CooperVision positions these as the first contact lenses to combine an aspheric digital-strain design with a high-oxygen silicone hydrogel material. Other brands offer “anti-fatigue” or “relax” lens designs, but the specific combination of the DigitalBoost optics and the Aquaform moisture system is unique to the Energys line.
What the Clinical Testing Shows
CooperVision tested the Energys lens against a standard Biofinity sphere lens and measured something called accommodative microfluctuations, which are tiny, rapid changes in your focusing effort. When your ciliary muscle is fatigued or struggling, these fluctuations increase. After 20 minutes of reading on a smartphone held at about 10 inches (25 cm), wearers using the Energys lens showed a statistically significant reduction in these fluctuations compared to those using the standard lens. In practical terms, the focusing system was working more steadily and with less strain.
Independent research evaluating anti-fatigue contact lenses in heavy screen users has also found improvements in the core symptoms of digital eye strain: less reported fatigue, reduced dryness, and clearer vision during prolonged screen use. The effect isn’t dramatic in the way switching from glasses to contacts might feel dramatic. It’s more of a cumulative difference, the kind you notice at 5 PM when your eyes don’t feel as heavy as they used to.
Wearing Schedule and Care
Biofinity Energys are monthly replacement lenses. You wear a single pair for up to 30 days (removing them each night) before opening a fresh pair. They require the same cleaning and storage routine as any monthly soft lens: rinse with multipurpose solution after removal, store in a clean case with fresh solution, and replace the case regularly.

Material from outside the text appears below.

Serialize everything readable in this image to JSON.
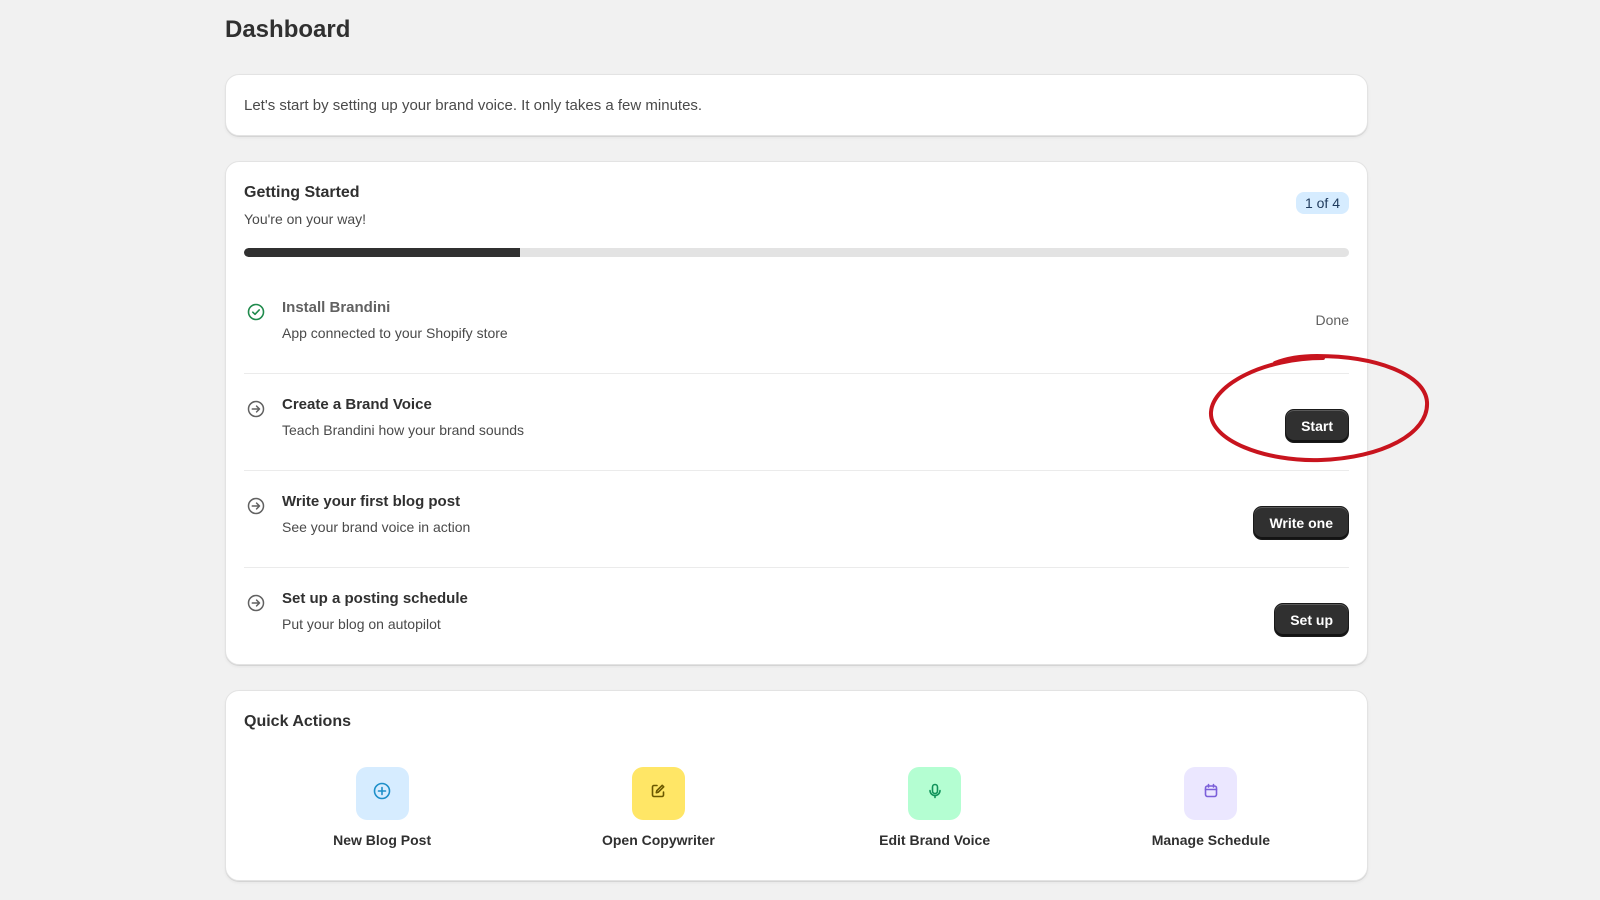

If you’re currently wearing standard Biofinity lenses and want to try the Energys version, the transition is straightforward because the base material is the same. Your prescription parameters may carry over directly, though your eye care provider will confirm the fit since the optical profile of the lens is slightly different.
Limitations Worth Knowing
No contact lens eliminates digital eye strain entirely. Screen fatigue is driven by a combination of factors: sustained near focus, reduced blinking, screen glare, poor lighting, and posture. The Energys lens addresses the focusing and dryness components but can’t fix a poorly lit workstation or a monitor set at the wrong height. The 20-20-20 rule (looking at something 20 feet away for 20 seconds every 20 minutes) still matters, even with these lenses.
The +0.30 diopter boost is a fixed value. It’s not adjustable, and it won’t increase over time as your eyes change. For some heavy screen users, the boost provides noticeable relief. For others, particularly those whose strain is driven more by dryness or environmental factors than by focusing effort, the improvement may be modest. The lens works best for people whose primary complaint is that their eyes feel tired and strained after prolonged close-up work, rather than those dealing mainly with dry-eye symptoms from other causes.